Okay so I wrote that last night, and I'm trying to see if, by the light of day, this looks any different. Kind of, maybe. Like, rationally, I realize that Haku has actually had 8 surgeries, and only one of them (the one on March 10th) was followed by that entire “life falling apart / death and mourning” year. All the other ones were just bank-breaking. Thinking of it that way really doesn't make the anxiety up and quit, but it takes the edge off, I guess. I'm always, always worried about losing my Mom. And since having Callum, thinking of that kind of thing is a place I really bar myself from going. My brain kind of can't – but it always lurks there like background radiation. For any parent, I guess.

I know that Haku doesn't have a long time after something like this. I visited him today and talked to one of the vets. While all the others were like, “Well, let's wait to see the biopsy,” she said, “Yeah, we're pretty sure it's cancer.” It remains to be seen if it's the really aggressive kind that only gives you a few more months, or if it's the slower kind. It's so obvious to me that it started last July. I kept bringing him to the vets every month, but his blood tests were consistently awesome and no one could feel anything in there. Except me; I felt it all the time, every time I pet him. No one else did, though.

And Sano is 15 ½. So like, I get it; I know my dogs won't be around forever or even for a few more years. That time of not having to think about it is over.

So I don't know, this whole thing has me so anxious and depressed.
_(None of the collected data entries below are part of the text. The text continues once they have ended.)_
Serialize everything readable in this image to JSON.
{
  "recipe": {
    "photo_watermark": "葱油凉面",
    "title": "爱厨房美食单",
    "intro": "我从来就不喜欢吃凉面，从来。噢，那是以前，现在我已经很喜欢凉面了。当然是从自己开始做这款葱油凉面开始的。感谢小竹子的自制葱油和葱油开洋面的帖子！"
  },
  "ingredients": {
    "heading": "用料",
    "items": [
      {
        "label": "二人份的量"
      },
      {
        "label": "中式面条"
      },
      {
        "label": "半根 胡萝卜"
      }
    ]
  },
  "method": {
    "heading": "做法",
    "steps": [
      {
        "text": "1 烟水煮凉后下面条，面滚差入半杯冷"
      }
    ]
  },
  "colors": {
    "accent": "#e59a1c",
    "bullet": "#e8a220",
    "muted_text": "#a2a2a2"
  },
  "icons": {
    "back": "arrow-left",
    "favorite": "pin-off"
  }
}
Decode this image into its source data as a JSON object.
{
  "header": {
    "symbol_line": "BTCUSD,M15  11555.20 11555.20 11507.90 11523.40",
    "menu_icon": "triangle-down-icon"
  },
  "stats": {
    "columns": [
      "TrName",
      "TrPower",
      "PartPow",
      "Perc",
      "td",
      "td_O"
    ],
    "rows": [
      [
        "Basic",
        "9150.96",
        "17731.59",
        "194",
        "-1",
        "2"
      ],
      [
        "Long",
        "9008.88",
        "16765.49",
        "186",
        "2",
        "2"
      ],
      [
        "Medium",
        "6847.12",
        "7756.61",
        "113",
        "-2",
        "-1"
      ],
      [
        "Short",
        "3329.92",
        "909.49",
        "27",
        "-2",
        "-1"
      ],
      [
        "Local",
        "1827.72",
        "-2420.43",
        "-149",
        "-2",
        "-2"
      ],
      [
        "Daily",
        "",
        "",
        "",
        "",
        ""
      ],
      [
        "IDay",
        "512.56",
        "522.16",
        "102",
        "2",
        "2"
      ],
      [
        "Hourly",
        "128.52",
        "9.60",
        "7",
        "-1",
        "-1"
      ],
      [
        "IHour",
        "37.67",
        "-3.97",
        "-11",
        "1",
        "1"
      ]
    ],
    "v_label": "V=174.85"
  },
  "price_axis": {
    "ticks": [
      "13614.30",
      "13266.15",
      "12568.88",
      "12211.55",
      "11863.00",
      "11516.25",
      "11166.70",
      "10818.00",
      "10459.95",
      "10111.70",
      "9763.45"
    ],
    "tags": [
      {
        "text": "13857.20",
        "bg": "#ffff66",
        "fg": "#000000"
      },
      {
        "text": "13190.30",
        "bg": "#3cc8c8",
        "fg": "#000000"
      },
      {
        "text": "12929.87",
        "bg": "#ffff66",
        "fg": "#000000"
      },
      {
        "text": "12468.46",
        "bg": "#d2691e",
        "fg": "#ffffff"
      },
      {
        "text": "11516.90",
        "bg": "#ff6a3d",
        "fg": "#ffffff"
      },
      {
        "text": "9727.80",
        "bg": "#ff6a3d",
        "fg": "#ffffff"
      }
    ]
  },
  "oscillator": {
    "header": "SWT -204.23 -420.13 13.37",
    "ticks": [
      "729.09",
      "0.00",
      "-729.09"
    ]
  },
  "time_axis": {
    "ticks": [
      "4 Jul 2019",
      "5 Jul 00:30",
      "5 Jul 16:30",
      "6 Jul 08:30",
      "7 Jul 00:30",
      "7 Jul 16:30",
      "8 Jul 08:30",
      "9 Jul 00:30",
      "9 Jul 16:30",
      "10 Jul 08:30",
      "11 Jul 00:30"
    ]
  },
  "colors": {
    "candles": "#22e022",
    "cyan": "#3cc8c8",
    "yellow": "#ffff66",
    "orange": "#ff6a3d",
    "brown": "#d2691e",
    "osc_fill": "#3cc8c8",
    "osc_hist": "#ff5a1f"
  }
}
I'm reading back through all of my 2009 entries, when Haku and Sano got sick, and Gran died, and my Dad died, and my one brother got sick and my uncle died and then my other brother got cancer (but he's better now.) (Although, sadly we don't really talk anymore.) And I just kept saying, “I wish something good would happen!”

And like, so many good things did happen, and it's not like I didn't notice them. I mean, HUGE things happened, like Callum, and getting an agent that I like; things I've wanted since forever have happened in the last 3 years. So I'm not ungrateful, I just wish I could kill this anxiety that the worst possible thing is around every corner.

Another thing I keep noticing in those entries is how much Kung Fu helped me. Like, so much. Kept me sane on some days. I miss it unbearably, and nothing has come along to take its place. (And I can't afford to join any program either, anyway, so.) I mean, I miss my KF family and I really wish it could be like that again, all of those people I loved and still love (and still see, semi-regularly, too. But we're not together 2 times a week, like we were.) It's not like i'm the only one who left the kwoon, and I can just go back, even if I could afford it. Everyone left. There's no one left there out of our group. I keep telling Gold Dragon, “Please decide to teach Kung Fu, please open a school!” only half joking. But, you know, real life.

Whew, what an entry. I hate that I just dumped all of this out. This is not what I wanted for my LJ, so much angst.

And as usual, I really should wrap this up because it's about time for Callum to get up. Well, 3:30 or 3:45 or so, but I still have a few things to do while he's sleeping.

So yeah, sorry for popping on randomly and spilling nothing but neuroses!

[identity profile] spatterdash.livejournal.com 2016-03-13 06:29 pm (UTC)(link)
Don't worry about taking a braindump in the old LJ, that's what it's for!

And i hear you, i am the queen of illogical neuroses of that sort too.

<3 <3

[identity profile] misstottenham.livejournal.com 2016-03-17 04:00 pm (UTC)(link)
I know what you mean about connections. I have had multiple relatives die just before a holiday I was looking forward to. Now I force myself not to look forward to holidays and just enjoy them when they arrive.

I remember when your dad died and all the stuff you posted about him being a wonderful man. Keep the good memories, I'm sure he'll make things ok for you. After all, he brought Callum to you I'm sure. Not just anyone could have been his mum cos he's special.